Ferrari défend l’arrêt de Leclerc au stand sous Safety Car en F1

Ferrari défend son choix d'arrêter Leclerc au stand sous Safety Car
Ferrari défend son choix d'arrêter Leclerc au stand sous Safety Car

Ferrari a justifié le passage au stand de Charles Leclerc sous le Safety Car à la fin du Grand Prix de Monaco 2026, malgré les protestations du pilote monégasque.

Stratégie adoptée et conséquences immédiates

À l’approche du virage Antony Noghès, Leclerc courait à trois secondes de Lewis Hamilton, qui devait purger une pénalité de cinq secondes pour excès de vitesse en stands. L’accident d’une Aston Martin a déclenché la voiture de sécurité, contraignant la Scuderia à demander à ses deux pilotes de s’arrêter. Cette décision a éliminé l’avantage temporaire de Hamilton et a maintenu Leclerc en troisième position, le top‑3 restant le seul groupe sur le même tour.

Réaction de Charles Leclerc en radio

Le pilote a exprimé son mécontentement via la radio, déclarant qu’il ne souhaitait pas s’arrêter et regrettant le choix imposé par l’équipe. Plusieurs extraits de ces échanges ont été relayés par les diffuseurs internationaux, illustrant la frustration du monégasque face à la perte de temps supplémentaire.

Justification du directeur adjoint

Jérôme d’Ambrosio, directeur adjoint de Ferrari, a expliqué à Sky Sports Deutschland que la décision, bien que préjudiciable au résultat individuel de Leclerc, visait le meilleur intérêt collectif. « Le dernier arrêt n’était peut‑être pas optimal pour lui personnellement, mais avec le recul, c’était la décision à prendre pour l’équipe », a‑t‑il affirmé.

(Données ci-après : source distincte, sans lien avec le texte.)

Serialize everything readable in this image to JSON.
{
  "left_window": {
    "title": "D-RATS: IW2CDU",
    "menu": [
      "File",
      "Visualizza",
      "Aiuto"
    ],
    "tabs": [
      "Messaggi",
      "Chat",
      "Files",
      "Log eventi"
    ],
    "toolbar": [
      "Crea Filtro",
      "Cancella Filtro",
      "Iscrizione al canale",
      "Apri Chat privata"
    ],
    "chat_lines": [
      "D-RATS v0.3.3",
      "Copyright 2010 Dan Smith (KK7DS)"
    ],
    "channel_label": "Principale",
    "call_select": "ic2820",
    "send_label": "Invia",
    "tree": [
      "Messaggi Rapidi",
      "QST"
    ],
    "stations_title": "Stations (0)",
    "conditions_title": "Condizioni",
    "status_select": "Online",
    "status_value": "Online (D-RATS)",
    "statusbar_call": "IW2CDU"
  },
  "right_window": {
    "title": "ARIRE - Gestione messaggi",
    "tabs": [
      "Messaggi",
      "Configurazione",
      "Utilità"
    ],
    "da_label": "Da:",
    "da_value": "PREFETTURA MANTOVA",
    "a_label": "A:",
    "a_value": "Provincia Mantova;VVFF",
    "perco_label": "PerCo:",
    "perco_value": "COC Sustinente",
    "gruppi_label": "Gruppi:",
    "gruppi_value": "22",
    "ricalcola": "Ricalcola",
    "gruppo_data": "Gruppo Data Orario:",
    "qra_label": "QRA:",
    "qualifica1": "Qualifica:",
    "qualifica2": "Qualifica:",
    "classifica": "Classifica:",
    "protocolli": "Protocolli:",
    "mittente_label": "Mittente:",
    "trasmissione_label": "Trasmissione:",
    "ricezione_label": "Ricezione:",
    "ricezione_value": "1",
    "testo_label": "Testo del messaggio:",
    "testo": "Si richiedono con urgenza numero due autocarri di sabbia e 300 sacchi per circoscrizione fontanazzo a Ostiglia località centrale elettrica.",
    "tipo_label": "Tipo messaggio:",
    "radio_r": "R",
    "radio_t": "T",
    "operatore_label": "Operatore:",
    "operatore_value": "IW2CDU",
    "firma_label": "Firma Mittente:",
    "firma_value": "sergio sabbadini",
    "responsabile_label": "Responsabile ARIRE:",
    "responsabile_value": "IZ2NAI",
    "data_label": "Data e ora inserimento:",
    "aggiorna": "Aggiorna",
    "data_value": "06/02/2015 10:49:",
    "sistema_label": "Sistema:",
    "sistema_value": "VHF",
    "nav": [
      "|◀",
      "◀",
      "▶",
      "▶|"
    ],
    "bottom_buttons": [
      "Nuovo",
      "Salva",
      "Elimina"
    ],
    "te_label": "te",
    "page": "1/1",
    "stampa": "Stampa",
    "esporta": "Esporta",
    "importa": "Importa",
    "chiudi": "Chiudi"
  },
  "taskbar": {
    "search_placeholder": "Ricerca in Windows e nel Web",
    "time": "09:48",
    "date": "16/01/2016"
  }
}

Il a souligné le risque de rester en piste pendant la période de Safety Car : « Si vous attendez que la voiture de sécurité soit devant, vous risquez de perdre toute position ». D’Ambrosio a ajouté que la pénalité infligée à Hamilton et l’arrivée du Safety Car avaient neutralisé l’avantage de Leclerc, rendant le double arrêt inévitable.

Incident à Antony Noghès

À la relance du Safety Car, Leclerc a perdu le contrôle de sa Ferrari et s’est sorti de piste à Antony Noghès, entraînant son abandon. Malgré la perte de points, la décision de double arrêt n’a pas directement conduit à cet accident, mais elle a placé le pilote dans une position délicate sur le circuit.

Problème de freinage et réponses techniques

Leclerc a déclaré depuis le paddock que ses sensations de freinage étaient altérées, pointant un possible défaut des plaquettes Brembo. L’équipe a confirmé que les deux pilotes utilisaient des réglages différents et qu’une analyse approfondie à l’usine était prévue. « Nous devons examiner la zone de freinage en détail pour rétablir les sensations adéquates », a précisé d’Ambrosio, soulignant que l’objectif principal était d’aider les pilotes à retrouver la confiance dans le châssis.

Charles Leclerc au volant de sa Ferrari lors du Grand Prix de Monaco 2026

Cette suite d’événements illustre comment les décisions stratégiques, même lorsqu’elles sont contestées, peuvent rapidement se transformer en enjeux techniques et humains au cœur du paddock monégasque.